Contextual metadata merger component
The Contextual metadata merger component allows you to refine, filter, and concatenate your metadata to only include relevant information, while removing any unnecessary or irrelevant metadata. Additionally, this component can prefix your concatenated metadata to another metadata property, such as the Chunk body property from the document chunker, to enhance document retrieval with more accurate results.
Configure the component
To configure you component, do the following:
-
In the AutoClassifier administration portal, Add a new component to a new or existing pipeline.
-
When adding your component, select Contextual metadata merger from the New Component list and provide a name for your component.
-
In the Configuration section, specify the following fields:
-
In the Whitelist field, enter a comma separated list of metadata properties that you want to refine.
-
In the Blacklist field, enter a comma separated list of metadata properties that you want to exclude from being refined.
-
Enable Skip GUID if you do not want to include the GUID in your concatenated metadata for the properties included in the whitelist.
-
Enable Skip Numeric Values if you do not want to include numeric values in your concatenated metadata for the properties included in the whitelist.
-
Enable Skip Date Values if you do not want to include date values in your concatenated metadata for the properties included in the whitelist.
-
Enable Skip URLs if you do not want to include URLs in your concatenated metadata for the properties included in the whitelist.
-
Enable Skip value by Regex pattern(s) if you do not want to include a specified regex pattern in your concatenated metadata for the properties included in the whitelist.
-
If you enabled Skip value by Regex pattern(s), in the Regex field, provide the relevant regex pattern that you do not want to include in your concatenated metadata.
-
In the Metadata To Be Prefixed field, you can provide a metadata property that you would like to be prefixed by the concatenated metadata.
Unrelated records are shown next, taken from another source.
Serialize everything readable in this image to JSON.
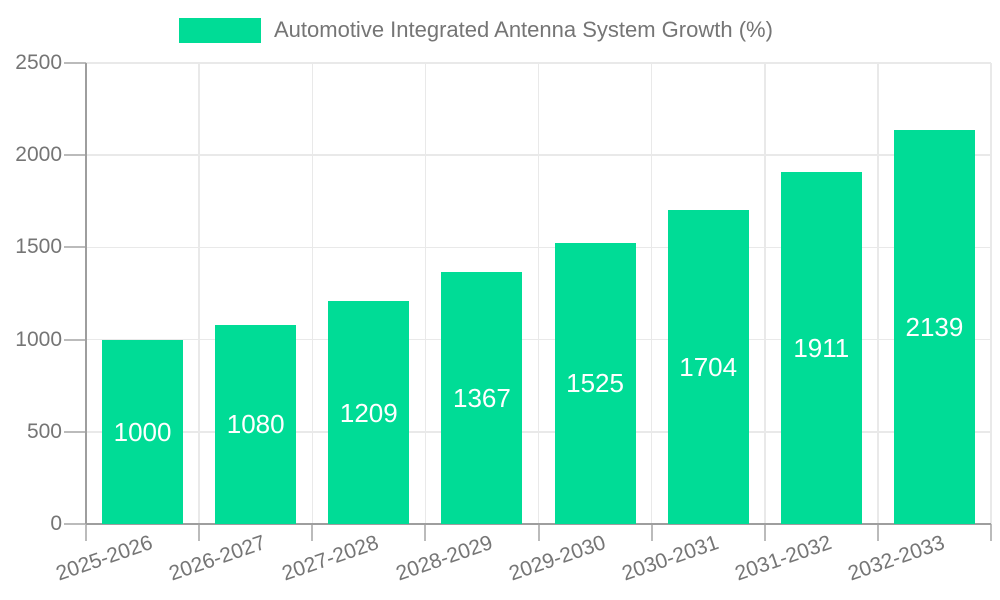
{
  "legend": {
    "label": "Automotive Integrated Antenna System Growth (%)"
  },
  "chart_data": {
    "type": "bar",
    "title": "Automotive Integrated Antenna System Growth (%)",
    "categories": [
      "2025-2026",
      "2026-2027",
      "2027-2028",
      "2028-2029",
      "2029-2030",
      "2030-2031",
      "2031-2032",
      "2032-2033"
    ],
    "values": [
      1000,
      1080,
      1209,
      1367,
      1525,
      1704,
      1911,
      2139
    ],
    "xlabel": "",
    "ylabel": "",
    "ylim": [
      0,
      2500
    ],
    "yticks": [
      0,
      500,
      1000,
      1500,
      2000,
      2500
    ],
    "grid": true,
    "legend_position": "top-center",
    "value_label_position": "inside-center",
    "colors": {
      "bar": "#00DC96",
      "value_label": "#FFFFFF",
      "axis_text": "#757575",
      "axis_line": "#9E9E9E",
      "tick_line": "#BBBBBB",
      "grid_line": "#E9E9E9",
      "background": "#FFFFFF"
    }
  }
}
For example, if you are using the document chunker component, you would have configured a metadata property name for the extracted chunk body, such as ChunkBody. If you enter ChunkBody in this field, you can prefix the ChunkBody metadata with your concatenated metadata.
-
Enable Output Metadata in Json Format if you want to have your metadata output appear in JSON format.
-
-
Click Save.
Output details
Based on the metadata that was selected to be concatenated, the contextual metadata merger component will extract the applicable metadata from the document and apply it to a new concatenated CompleteContextualMetadata property. For example:
PrinterModels: {'Cannon','HP','EPSON'}
GUID: {2a62f10c-0820-4b3e-8b60-91bf0e428b13,95830936-bc93-4b9e-b4c6-5fbe098c4c26}
Body: {'This is a test body'}
ETID: {1,2,3,4,5}
Date: {1/13/2025 3:40:12 PM}
Summary: {'This is a test summary'}
CompleteContextualMetadata: 'PrinterModels=Cannon,HP,EPSON;Body=this is a test body;Summary=this is a test summary;'
PrinterModels: {'Cannon','HP','EPSON'}
GUID: {2a62f10c-0820-4b3e-8b60-91bf0e428b13,95830936-bc93-4b9e-b4c6-5fbe098c4c26}
Body: {'This is a test body'}
ETID: {1,2,3,4,5}
Date: {1/13/2025 3:40:12 PM}
Summary: {'This is a test summary'}
CompleteContextualMetadata: {'{"PrinterModels":"Cannon,HP,EPSON","Body":"this is a test body","Summary":"this is a test summary"}'}
ChunkBodyPropertyName: 'ChunkBody'
ChunkPageNumber: -1
PrinterModels: {'Cannon','HP','EPSON'}
GUID: {2a62f10c-0820-4b3e-8b60-91bf0e428b13,95830936-bc93-4b9e-b4c6-5fbe098c4c26}
Body: {'This is a test body'}
ETID: {1,2,3,4,5}
Date: {1/13/2025 3:40:12 PM}
Summary: {'This is a test summary'}
CompleteContextualMetadata: {'{"PrinterModels":"Cannon,HP,EPSON","Body":"this is a test body","Summary":"this is a test summary"}'}
ChunkBody:'PrinterModels=Cannon,HP,EPSON;Body=this is a test body;Summary=this is a test summary;Lorem ipsum dolor sit amet, consectetur adipiscing elit,
sed do eiusmod tempor incididunt ut labore et dolore magna aliqua. Ut enim ad minim veniam, quis nostrud exercitation ullamco laboris nisi ut aliquip ex
ea commodo consequat. Duis aute irure dolor in reprehenderit in voluptate velit esse cillum dolore eu fugiat nulla pariatur.
In the code above, the contextual metadata merger component removed the GUID, ETID, and date values and returned a concatenated list of the remaining metadata values in the CompleteContextualMetadata property. In the last example, the CompleteContextualMetadata property was prefixed to the ChunkBody property.